Three weeks into my new role seems a good time to blog. Today we will reveal the Internet Party’s candidates for the Internet MANA Party list. You’ll see that we are bringing a fresh leadership into national politics.
Our team embodies a new political constituency. Smart, young and non-tribal.
This team has done things outside politics that will invigorate progressive representation. They have worked in real jobs, often on the digital frontier or helping others catch up to it. Many are deeply rooted in provincial communities. All have an ethic of service that is reflected in their contribution as volunteers at home and abroad and now their commitment to changing the government by winning Internet MANA Party votes.
I am stoked with the strength of our Auckland candidates. Auckland matters very much, and yet it has for a long time trailed the capital in fostering and promoting new progressive leadership. Perhaps it’s our size and diversity, our mental distance from the political centre, but it’s always been hard to connect Aucklanders to national politics. You see the result when almost every civic leader wants the City Rail Link and all we get is more roads. When 2km from the CBD my internet speed is crap and the only reason it was faster in Te Atatu was because our neighbourhood couldn’t afford broadband. When voter turnout in the South Auckland electorates falls at a similar rate to the growth in inequality.

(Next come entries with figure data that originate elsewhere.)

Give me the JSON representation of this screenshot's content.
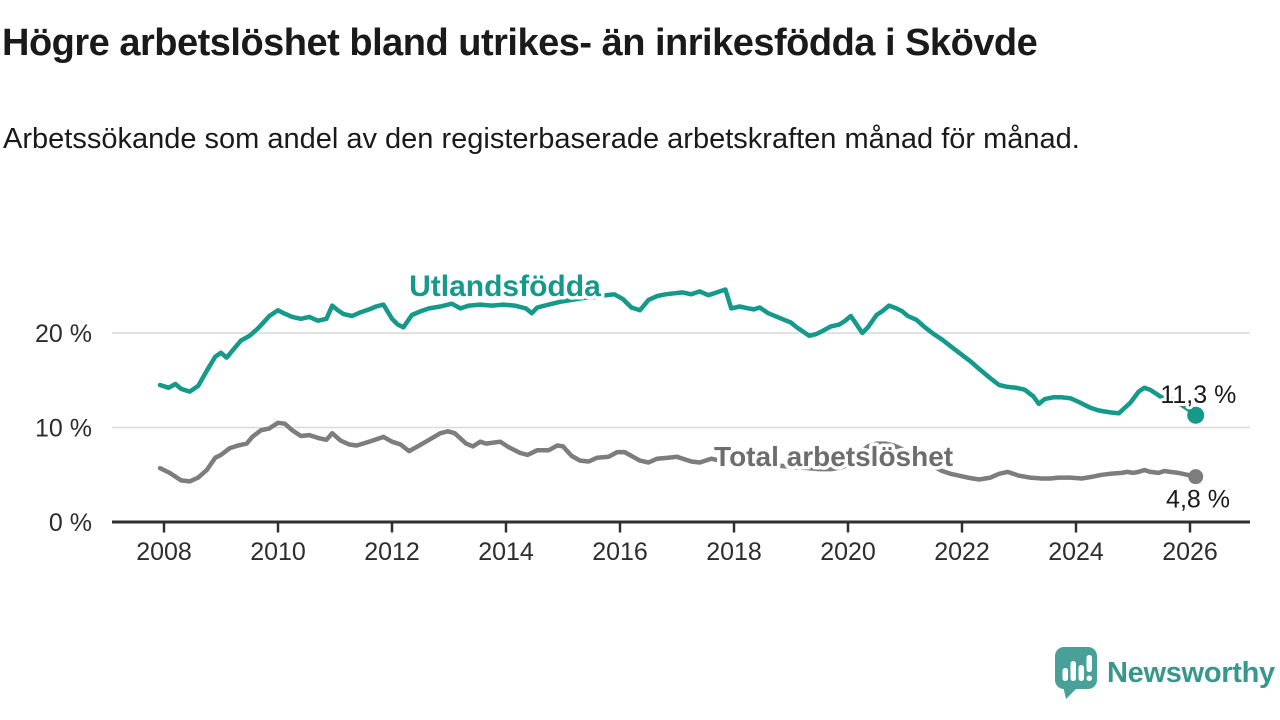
{
  "header": {
    "title": "Högre arbetslöshet bland utrikes- än inrikesfödda i Skövde",
    "subtitle": "Arbetssökande som andel av den registerbaserade arbetskraften månad för månad."
  },
  "footer": {
    "brand": "Newsworthy",
    "logo_color": "#48a098",
    "text_color": "#38978d"
  },
  "colors": {
    "accent_teal": "#14998a",
    "neutral_gray": "#7d7d7d",
    "axis": "#2f2f2f",
    "gridline": "#d9d9d9",
    "text_dark": "#1a1a1a",
    "tick_label": "#2d2d2d"
  },
  "chart_data": {
    "type": "line",
    "title": "Högre arbetslöshet bland utrikes- än inrikesfödda i Skövde",
    "xlabel": "",
    "ylabel": "",
    "unit": "%",
    "grid": "horizontal",
    "legend_position": "inline-labels",
    "xlim": [
      2007.8,
      2027.0
    ],
    "ylim": [
      0,
      27
    ],
    "x_ticks": [
      2008,
      2010,
      2012,
      2014,
      2016,
      2018,
      2020,
      2022,
      2024,
      2026
    ],
    "y_ticks": [
      {
        "value": 0,
        "label": "0 %"
      },
      {
        "value": 10,
        "label": "10 %"
      },
      {
        "value": 20,
        "label": "20 %"
      }
    ],
    "series": [
      {
        "name": "Utlandsfödda",
        "color": "#14998a",
        "label_color": "#14998a",
        "end_value_label": "11,3 %",
        "end_value": 11.3,
        "label_anchor": {
          "x": 2012.3,
          "y": 23.9
        },
        "end_label_anchor": {
          "x": 2025.48,
          "y": 12.6
        },
        "points": [
          [
            2007.93,
            14.5
          ],
          [
            2008.08,
            14.2
          ],
          [
            2008.2,
            14.6
          ],
          [
            2008.3,
            14.1
          ],
          [
            2008.45,
            13.8
          ],
          [
            2008.6,
            14.4
          ],
          [
            2008.75,
            16.0
          ],
          [
            2008.9,
            17.5
          ],
          [
            2009.0,
            17.9
          ],
          [
            2009.1,
            17.4
          ],
          [
            2009.25,
            18.5
          ],
          [
            2009.35,
            19.2
          ],
          [
            2009.5,
            19.7
          ],
          [
            2009.65,
            20.5
          ],
          [
            2009.85,
            21.8
          ],
          [
            2010.0,
            22.4
          ],
          [
            2010.1,
            22.1
          ],
          [
            2010.25,
            21.7
          ],
          [
            2010.4,
            21.5
          ],
          [
            2010.55,
            21.7
          ],
          [
            2010.7,
            21.3
          ],
          [
            2010.85,
            21.5
          ],
          [
            2010.95,
            22.9
          ],
          [
            2011.05,
            22.4
          ],
          [
            2011.15,
            22.0
          ],
          [
            2011.3,
            21.8
          ],
          [
            2011.45,
            22.2
          ],
          [
            2011.6,
            22.5
          ],
          [
            2011.72,
            22.8
          ],
          [
            2011.85,
            23.0
          ],
          [
            2012.0,
            21.5
          ],
          [
            2012.1,
            20.9
          ],
          [
            2012.2,
            20.6
          ],
          [
            2012.35,
            21.9
          ],
          [
            2012.5,
            22.3
          ],
          [
            2012.65,
            22.6
          ],
          [
            2012.85,
            22.8
          ],
          [
            2013.05,
            23.1
          ],
          [
            2013.2,
            22.6
          ],
          [
            2013.35,
            22.9
          ],
          [
            2013.55,
            23.0
          ],
          [
            2013.75,
            22.9
          ],
          [
            2013.95,
            23.0
          ],
          [
            2014.15,
            22.9
          ],
          [
            2014.35,
            22.6
          ],
          [
            2014.45,
            22.1
          ],
          [
            2014.55,
            22.7
          ],
          [
            2014.75,
            23.0
          ],
          [
            2014.95,
            23.3
          ],
          [
            2015.15,
            23.5
          ],
          [
            2015.35,
            23.7
          ],
          [
            2015.55,
            23.8
          ],
          [
            2015.75,
            24.0
          ],
          [
            2015.9,
            24.1
          ],
          [
            2016.05,
            23.6
          ],
          [
            2016.2,
            22.7
          ],
          [
            2016.35,
            22.4
          ],
          [
            2016.5,
            23.5
          ],
          [
            2016.65,
            23.9
          ],
          [
            2016.8,
            24.1
          ],
          [
            2016.95,
            24.2
          ],
          [
            2017.1,
            24.3
          ],
          [
            2017.25,
            24.1
          ],
          [
            2017.4,
            24.4
          ],
          [
            2017.55,
            24.0
          ],
          [
            2017.7,
            24.3
          ],
          [
            2017.85,
            24.6
          ],
          [
            2017.95,
            22.6
          ],
          [
            2018.1,
            22.8
          ],
          [
            2018.25,
            22.6
          ],
          [
            2018.35,
            22.5
          ],
          [
            2018.45,
            22.7
          ],
          [
            2018.6,
            22.1
          ],
          [
            2018.8,
            21.6
          ],
          [
            2019.0,
            21.1
          ],
          [
            2019.1,
            20.6
          ],
          [
            2019.2,
            20.2
          ],
          [
            2019.32,
            19.7
          ],
          [
            2019.45,
            19.9
          ],
          [
            2019.55,
            20.2
          ],
          [
            2019.7,
            20.7
          ],
          [
            2019.85,
            20.9
          ],
          [
            2019.95,
            21.3
          ],
          [
            2020.05,
            21.8
          ],
          [
            2020.15,
            20.9
          ],
          [
            2020.25,
            20.0
          ],
          [
            2020.35,
            20.6
          ],
          [
            2020.5,
            21.9
          ],
          [
            2020.6,
            22.3
          ],
          [
            2020.72,
            22.9
          ],
          [
            2020.85,
            22.6
          ],
          [
            2020.95,
            22.3
          ],
          [
            2021.05,
            21.8
          ],
          [
            2021.2,
            21.4
          ],
          [
            2021.35,
            20.6
          ],
          [
            2021.5,
            19.9
          ],
          [
            2021.65,
            19.3
          ],
          [
            2021.8,
            18.6
          ],
          [
            2021.95,
            17.9
          ],
          [
            2022.15,
            17.0
          ],
          [
            2022.3,
            16.2
          ],
          [
            2022.5,
            15.2
          ],
          [
            2022.65,
            14.5
          ],
          [
            2022.8,
            14.3
          ],
          [
            2022.95,
            14.2
          ],
          [
            2023.1,
            14.0
          ],
          [
            2023.25,
            13.3
          ],
          [
            2023.35,
            12.5
          ],
          [
            2023.45,
            13.0
          ],
          [
            2023.6,
            13.2
          ],
          [
            2023.75,
            13.2
          ],
          [
            2023.9,
            13.1
          ],
          [
            2024.05,
            12.7
          ],
          [
            2024.25,
            12.1
          ],
          [
            2024.4,
            11.8
          ],
          [
            2024.6,
            11.6
          ],
          [
            2024.75,
            11.5
          ],
          [
            2024.95,
            12.6
          ],
          [
            2025.1,
            13.8
          ],
          [
            2025.2,
            14.2
          ],
          [
            2025.3,
            14.0
          ],
          [
            2025.4,
            13.6
          ],
          [
            2025.5,
            13.2
          ],
          [
            2025.6,
            13.1
          ],
          [
            2025.7,
            12.9
          ],
          [
            2025.85,
            12.4
          ],
          [
            2026.0,
            11.8
          ],
          [
            2026.1,
            11.3
          ]
        ]
      },
      {
        "name": "Total arbetslöshet",
        "color": "#7d7d7d",
        "label_color": "#6d6d6d",
        "end_value_label": "4,8 %",
        "end_value": 4.8,
        "label_anchor": {
          "x": 2017.65,
          "y": 5.9
        },
        "end_label_anchor": {
          "x": 2025.58,
          "y": 1.55
        },
        "points": [
          [
            2007.93,
            5.7
          ],
          [
            2008.1,
            5.2
          ],
          [
            2008.3,
            4.4
          ],
          [
            2008.45,
            4.3
          ],
          [
            2008.6,
            4.7
          ],
          [
            2008.75,
            5.5
          ],
          [
            2008.9,
            6.8
          ],
          [
            2009.0,
            7.1
          ],
          [
            2009.15,
            7.8
          ],
          [
            2009.3,
            8.1
          ],
          [
            2009.45,
            8.3
          ],
          [
            2009.55,
            9.0
          ],
          [
            2009.7,
            9.7
          ],
          [
            2009.85,
            9.9
          ],
          [
            2010.0,
            10.5
          ],
          [
            2010.12,
            10.4
          ],
          [
            2010.25,
            9.7
          ],
          [
            2010.4,
            9.1
          ],
          [
            2010.55,
            9.2
          ],
          [
            2010.7,
            8.9
          ],
          [
            2010.85,
            8.7
          ],
          [
            2010.95,
            9.4
          ],
          [
            2011.1,
            8.6
          ],
          [
            2011.25,
            8.2
          ],
          [
            2011.38,
            8.1
          ],
          [
            2011.55,
            8.4
          ],
          [
            2011.7,
            8.7
          ],
          [
            2011.85,
            9.0
          ],
          [
            2012.0,
            8.5
          ],
          [
            2012.15,
            8.2
          ],
          [
            2012.3,
            7.5
          ],
          [
            2012.45,
            8.0
          ],
          [
            2012.65,
            8.7
          ],
          [
            2012.85,
            9.4
          ],
          [
            2012.98,
            9.6
          ],
          [
            2013.1,
            9.4
          ],
          [
            2013.3,
            8.3
          ],
          [
            2013.42,
            8.0
          ],
          [
            2013.55,
            8.5
          ],
          [
            2013.65,
            8.3
          ],
          [
            2013.78,
            8.4
          ],
          [
            2013.9,
            8.5
          ],
          [
            2014.05,
            7.9
          ],
          [
            2014.25,
            7.3
          ],
          [
            2014.38,
            7.1
          ],
          [
            2014.55,
            7.6
          ],
          [
            2014.75,
            7.6
          ],
          [
            2014.9,
            8.1
          ],
          [
            2015.0,
            8.0
          ],
          [
            2015.15,
            7.0
          ],
          [
            2015.3,
            6.5
          ],
          [
            2015.45,
            6.4
          ],
          [
            2015.6,
            6.8
          ],
          [
            2015.8,
            6.9
          ],
          [
            2015.95,
            7.4
          ],
          [
            2016.08,
            7.4
          ],
          [
            2016.2,
            7.0
          ],
          [
            2016.35,
            6.5
          ],
          [
            2016.5,
            6.3
          ],
          [
            2016.65,
            6.7
          ],
          [
            2016.85,
            6.8
          ],
          [
            2017.0,
            6.9
          ],
          [
            2017.25,
            6.4
          ],
          [
            2017.4,
            6.3
          ],
          [
            2017.6,
            6.7
          ],
          [
            2017.75,
            6.5
          ],
          [
            2017.9,
            6.4
          ],
          [
            2018.1,
            6.3
          ],
          [
            2018.3,
            6.2
          ],
          [
            2018.5,
            6.1
          ],
          [
            2018.7,
            6.0
          ],
          [
            2018.9,
            5.9
          ],
          [
            2019.1,
            5.8
          ],
          [
            2019.3,
            5.7
          ],
          [
            2019.5,
            5.6
          ],
          [
            2019.7,
            5.6
          ],
          [
            2019.9,
            5.8
          ],
          [
            2020.05,
            6.2
          ],
          [
            2020.2,
            7.2
          ],
          [
            2020.35,
            8.0
          ],
          [
            2020.5,
            8.3
          ],
          [
            2020.65,
            8.3
          ],
          [
            2020.8,
            8.1
          ],
          [
            2020.95,
            7.7
          ],
          [
            2021.1,
            7.2
          ],
          [
            2021.3,
            6.6
          ],
          [
            2021.5,
            5.9
          ],
          [
            2021.65,
            5.4
          ],
          [
            2021.8,
            5.1
          ],
          [
            2021.95,
            4.9
          ],
          [
            2022.1,
            4.7
          ],
          [
            2022.3,
            4.5
          ],
          [
            2022.5,
            4.7
          ],
          [
            2022.65,
            5.1
          ],
          [
            2022.8,
            5.3
          ],
          [
            2023.0,
            4.9
          ],
          [
            2023.2,
            4.7
          ],
          [
            2023.4,
            4.6
          ],
          [
            2023.55,
            4.6
          ],
          [
            2023.7,
            4.7
          ],
          [
            2023.9,
            4.7
          ],
          [
            2024.1,
            4.6
          ],
          [
            2024.3,
            4.8
          ],
          [
            2024.45,
            5.0
          ],
          [
            2024.6,
            5.1
          ],
          [
            2024.8,
            5.2
          ],
          [
            2024.9,
            5.3
          ],
          [
            2025.0,
            5.2
          ],
          [
            2025.1,
            5.3
          ],
          [
            2025.2,
            5.5
          ],
          [
            2025.3,
            5.3
          ],
          [
            2025.45,
            5.2
          ],
          [
            2025.55,
            5.4
          ],
          [
            2025.65,
            5.3
          ],
          [
            2025.8,
            5.2
          ],
          [
            2025.95,
            5.0
          ],
          [
            2026.1,
            4.8
          ]
        ]
      }
    ]
  }
}
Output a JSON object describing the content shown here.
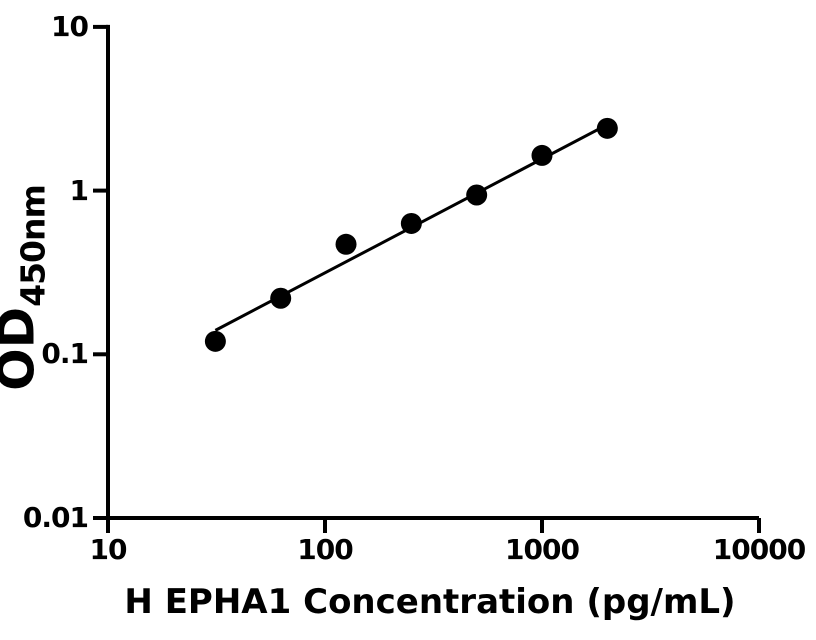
{
  "chart_data": {
    "type": "scatter",
    "title": "",
    "xlabel": "H EPHA1 Concentration (pg/mL)",
    "ylabel_main": "OD",
    "ylabel_sub": "450nm",
    "x_scale": "log",
    "y_scale": "log",
    "xlim": [
      10,
      10000
    ],
    "ylim": [
      0.01,
      10
    ],
    "grid": false,
    "legend": "none",
    "x_ticks": [
      {
        "value": 10,
        "label": "10"
      },
      {
        "value": 100,
        "label": "100"
      },
      {
        "value": 1000,
        "label": "1000"
      },
      {
        "value": 10000,
        "label": "10000"
      }
    ],
    "y_ticks": [
      {
        "value": 10,
        "label": "10"
      },
      {
        "value": 1,
        "label": "1"
      },
      {
        "value": 0.1,
        "label": "0.1"
      },
      {
        "value": 0.01,
        "label": "0.01"
      }
    ],
    "series": [
      {
        "name": "standard-curve-points",
        "marker": "filled-circle",
        "x": [
          31.25,
          62.5,
          125,
          250,
          500,
          1000,
          2000
        ],
        "y": [
          0.12,
          0.22,
          0.47,
          0.63,
          0.94,
          1.64,
          2.4
        ]
      }
    ],
    "fit_line": {
      "name": "fitted-standard-curve-line",
      "x": [
        31.25,
        2000
      ],
      "y": [
        0.14,
        2.53
      ]
    },
    "colors": {
      "ink": "#000000",
      "background": "#ffffff"
    }
  }
}
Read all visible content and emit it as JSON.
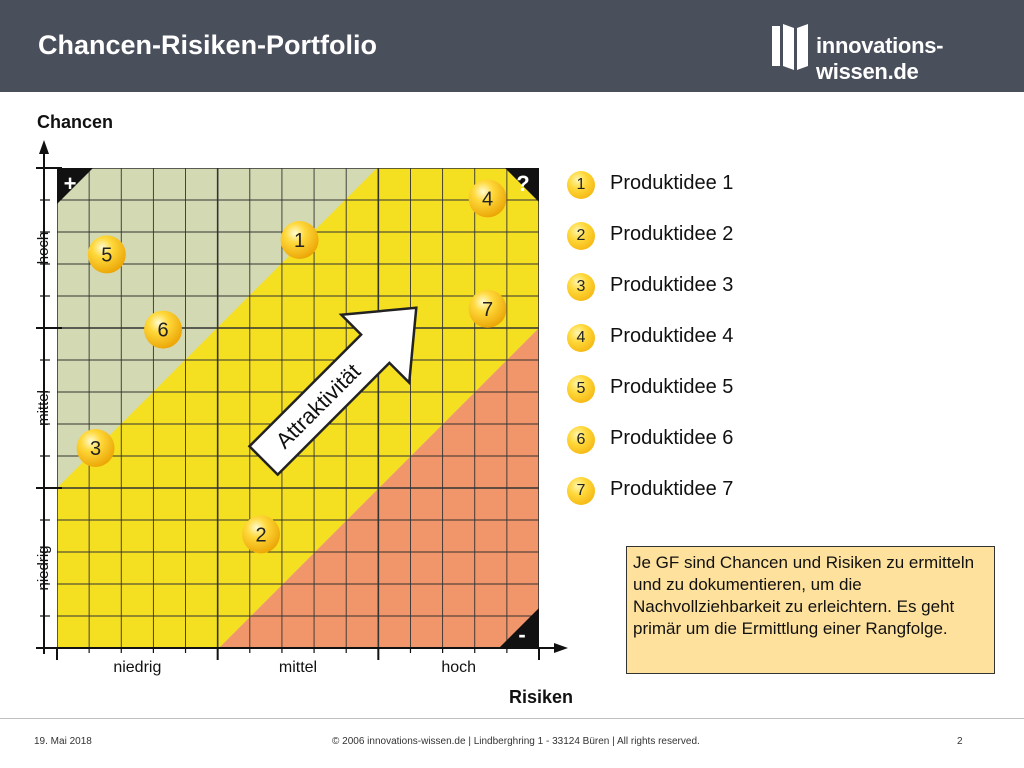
{
  "header": {
    "title": "Chancen-Risiken-Portfolio",
    "logo_text": "innovations-wissen.de"
  },
  "chart_data": {
    "type": "scatter",
    "ylabel": "Chancen",
    "xlabel": "Risiken",
    "x_categories": [
      "niedrig",
      "mittel",
      "hoch"
    ],
    "y_categories": [
      "niedrig",
      "mittel",
      "hoch"
    ],
    "xlim": [
      0,
      3
    ],
    "ylim": [
      0,
      3
    ],
    "corner_marks": {
      "top_left": "+",
      "top_right": "?",
      "bottom_right": "-"
    },
    "arrow_label": "Attraktivität",
    "zone_colors": {
      "green": "#d3d9b3",
      "yellow": "#f4df21",
      "orange": "#f1956a"
    },
    "points": [
      {
        "label": "1",
        "x": 1.51,
        "y": 2.55
      },
      {
        "label": "2",
        "x": 1.27,
        "y": 0.71
      },
      {
        "label": "3",
        "x": 0.24,
        "y": 1.25
      },
      {
        "label": "4",
        "x": 2.68,
        "y": 2.81
      },
      {
        "label": "5",
        "x": 0.31,
        "y": 2.46
      },
      {
        "label": "6",
        "x": 0.66,
        "y": 1.99
      },
      {
        "label": "7",
        "x": 2.68,
        "y": 2.12
      }
    ]
  },
  "legend": [
    {
      "num": "1",
      "label": "Produktidee 1"
    },
    {
      "num": "2",
      "label": "Produktidee 2"
    },
    {
      "num": "3",
      "label": "Produktidee 3"
    },
    {
      "num": "4",
      "label": "Produktidee 4"
    },
    {
      "num": "5",
      "label": "Produktidee 5"
    },
    {
      "num": "6",
      "label": "Produktidee 6"
    },
    {
      "num": "7",
      "label": "Produktidee 7"
    }
  ],
  "note": "Je GF sind Chancen und Risiken zu ermitteln und zu dokumentieren, um die Nachvollziehbarkeit zu erleichtern. Es geht primär um die Ermittlung einer Rangfolge.",
  "footer": {
    "date": "19. Mai 2018",
    "copyright": "© 2006 innovations-wissen.de | Lindberghring 1 - 33124 Büren | All rights reserved.",
    "page": "2"
  }
}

We are serious about Auckland, serious about the potential of the Internet to turn around regional decline and serious about bridging the digital divide.
On that note in just a few weeks since the Internet MANA agreement was reached, it is taking on its own identity within our planning and thinking.
Yes, the agreement was sparked by a shared interest in ensuring Internet Party votes would not be wasted – a situation that would have undermined our mission to change the government. But such an agreement would not have been possible without a strong values base shared by its advocates in both parties. I firmly believe that the substance of this agreement lies in its linking of two important constituencies through these common values. Among those values is a spirit of entrepreneurialism that is disrupting business, culture and now politics, and the Internet is a tool and a catalyst for that.
As I said to our candidates last weekend, imagine if we had embraced the opportunity 180 years ago to forge a society based on the universal human values we espouse. How different Aotearoa would look now, for Maori, Pakeha and newcomers. There is a Chinese proverb that says the best time to plant a tree is 20 years ago, the second best time is today.
In three months we can change the government. To do that we must jolt the disengaged into a conversation about politics. We have started.